Estávamos em 1541. Havia muito que portugueses e abissínios procuravam uns pelos outros. Na Europa, desde o século XII que persistia a lenda de haver no continente africano ou na Ásia uma isolada nação cristã, governada por um imperador a que se deu o nome de Preste João e sobre o qual se construiu um imaginário de opulência e magnificência sem paralelos neste mundo.
Não admira, pois, que os reis de Portugal tivessem enviado espiões e embaixadas para procurar este reino misterioso, tanto mais que, ao que se tinha apurado, tinha uma localização estratégica para o controlo do Mar Vermelho – Roxo, para nós - tão importante – ainda hoje – para o comércio e, em especial, para o domínio da navegação no Índico, que os portugueses ambicionavam.

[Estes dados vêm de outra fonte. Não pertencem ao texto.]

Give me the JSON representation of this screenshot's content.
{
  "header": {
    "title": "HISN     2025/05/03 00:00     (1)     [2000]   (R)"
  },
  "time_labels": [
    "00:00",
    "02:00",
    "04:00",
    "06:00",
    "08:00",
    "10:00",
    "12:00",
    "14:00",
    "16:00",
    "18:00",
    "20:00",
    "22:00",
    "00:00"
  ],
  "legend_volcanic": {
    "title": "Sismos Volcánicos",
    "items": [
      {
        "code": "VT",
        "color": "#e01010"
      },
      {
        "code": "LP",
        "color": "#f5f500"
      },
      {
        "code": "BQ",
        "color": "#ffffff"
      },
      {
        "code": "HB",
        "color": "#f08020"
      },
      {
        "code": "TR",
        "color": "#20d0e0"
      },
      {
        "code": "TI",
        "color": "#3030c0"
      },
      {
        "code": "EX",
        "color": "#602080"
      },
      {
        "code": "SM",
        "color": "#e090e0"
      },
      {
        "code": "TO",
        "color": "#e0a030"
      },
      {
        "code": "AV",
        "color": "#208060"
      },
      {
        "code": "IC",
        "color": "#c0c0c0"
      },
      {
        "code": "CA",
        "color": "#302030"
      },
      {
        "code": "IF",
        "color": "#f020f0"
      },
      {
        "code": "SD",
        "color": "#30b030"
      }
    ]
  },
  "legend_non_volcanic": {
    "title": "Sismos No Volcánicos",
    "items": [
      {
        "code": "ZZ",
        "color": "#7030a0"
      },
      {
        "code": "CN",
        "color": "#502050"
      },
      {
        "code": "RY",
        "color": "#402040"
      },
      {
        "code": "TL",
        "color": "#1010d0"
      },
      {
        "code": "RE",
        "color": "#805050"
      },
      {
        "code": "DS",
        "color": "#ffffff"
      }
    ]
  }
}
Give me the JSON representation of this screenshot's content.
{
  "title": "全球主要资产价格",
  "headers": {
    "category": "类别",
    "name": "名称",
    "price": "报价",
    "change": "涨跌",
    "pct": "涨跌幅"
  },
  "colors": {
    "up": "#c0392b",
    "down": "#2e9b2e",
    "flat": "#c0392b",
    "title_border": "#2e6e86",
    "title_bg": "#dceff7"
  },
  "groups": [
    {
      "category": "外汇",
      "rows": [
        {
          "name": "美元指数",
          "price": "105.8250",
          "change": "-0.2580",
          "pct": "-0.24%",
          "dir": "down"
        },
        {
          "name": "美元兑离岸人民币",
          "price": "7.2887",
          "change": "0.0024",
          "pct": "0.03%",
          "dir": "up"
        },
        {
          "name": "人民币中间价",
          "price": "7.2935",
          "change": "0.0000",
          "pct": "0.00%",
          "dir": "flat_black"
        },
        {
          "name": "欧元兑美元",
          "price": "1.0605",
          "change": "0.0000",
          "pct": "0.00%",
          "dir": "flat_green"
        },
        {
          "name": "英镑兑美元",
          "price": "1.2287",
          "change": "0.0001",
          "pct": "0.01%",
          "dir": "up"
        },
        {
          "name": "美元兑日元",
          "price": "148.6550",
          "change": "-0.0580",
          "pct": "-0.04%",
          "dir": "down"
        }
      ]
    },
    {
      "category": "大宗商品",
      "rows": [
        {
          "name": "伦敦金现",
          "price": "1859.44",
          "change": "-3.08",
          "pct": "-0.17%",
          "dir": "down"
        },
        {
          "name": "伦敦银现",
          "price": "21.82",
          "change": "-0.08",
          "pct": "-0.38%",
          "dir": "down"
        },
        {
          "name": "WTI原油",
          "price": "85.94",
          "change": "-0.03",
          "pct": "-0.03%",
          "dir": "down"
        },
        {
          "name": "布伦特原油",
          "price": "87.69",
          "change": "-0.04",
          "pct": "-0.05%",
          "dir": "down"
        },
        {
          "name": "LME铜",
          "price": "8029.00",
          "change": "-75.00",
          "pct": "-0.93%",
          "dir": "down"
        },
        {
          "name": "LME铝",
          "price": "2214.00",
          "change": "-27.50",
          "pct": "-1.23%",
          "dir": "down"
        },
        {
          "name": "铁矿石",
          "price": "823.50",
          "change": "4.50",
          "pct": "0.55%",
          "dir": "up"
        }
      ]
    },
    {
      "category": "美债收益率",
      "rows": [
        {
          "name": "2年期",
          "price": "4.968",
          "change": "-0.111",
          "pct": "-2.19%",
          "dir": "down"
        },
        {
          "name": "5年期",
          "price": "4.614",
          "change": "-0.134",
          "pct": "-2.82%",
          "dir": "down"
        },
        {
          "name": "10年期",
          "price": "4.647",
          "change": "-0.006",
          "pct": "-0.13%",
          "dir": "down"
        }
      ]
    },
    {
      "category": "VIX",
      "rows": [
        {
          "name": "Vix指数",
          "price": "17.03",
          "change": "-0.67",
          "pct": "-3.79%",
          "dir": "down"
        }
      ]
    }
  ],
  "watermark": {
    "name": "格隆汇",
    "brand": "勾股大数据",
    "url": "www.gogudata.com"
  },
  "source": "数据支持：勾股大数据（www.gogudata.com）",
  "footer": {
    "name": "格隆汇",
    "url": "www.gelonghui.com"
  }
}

Depois de viagens que demoraram décadas, cartas extraviadas e presentes perdidos, emissários que não regressaram e tentativas goradas, conseguiu-se estabelecer contacto e, da parte do jovem senhor daquelas terras, veio um angustiado apelo, pois a ameaça constante das tribos muçulmanas muito penalizava as suas gentes e fazia perigar a existência do País.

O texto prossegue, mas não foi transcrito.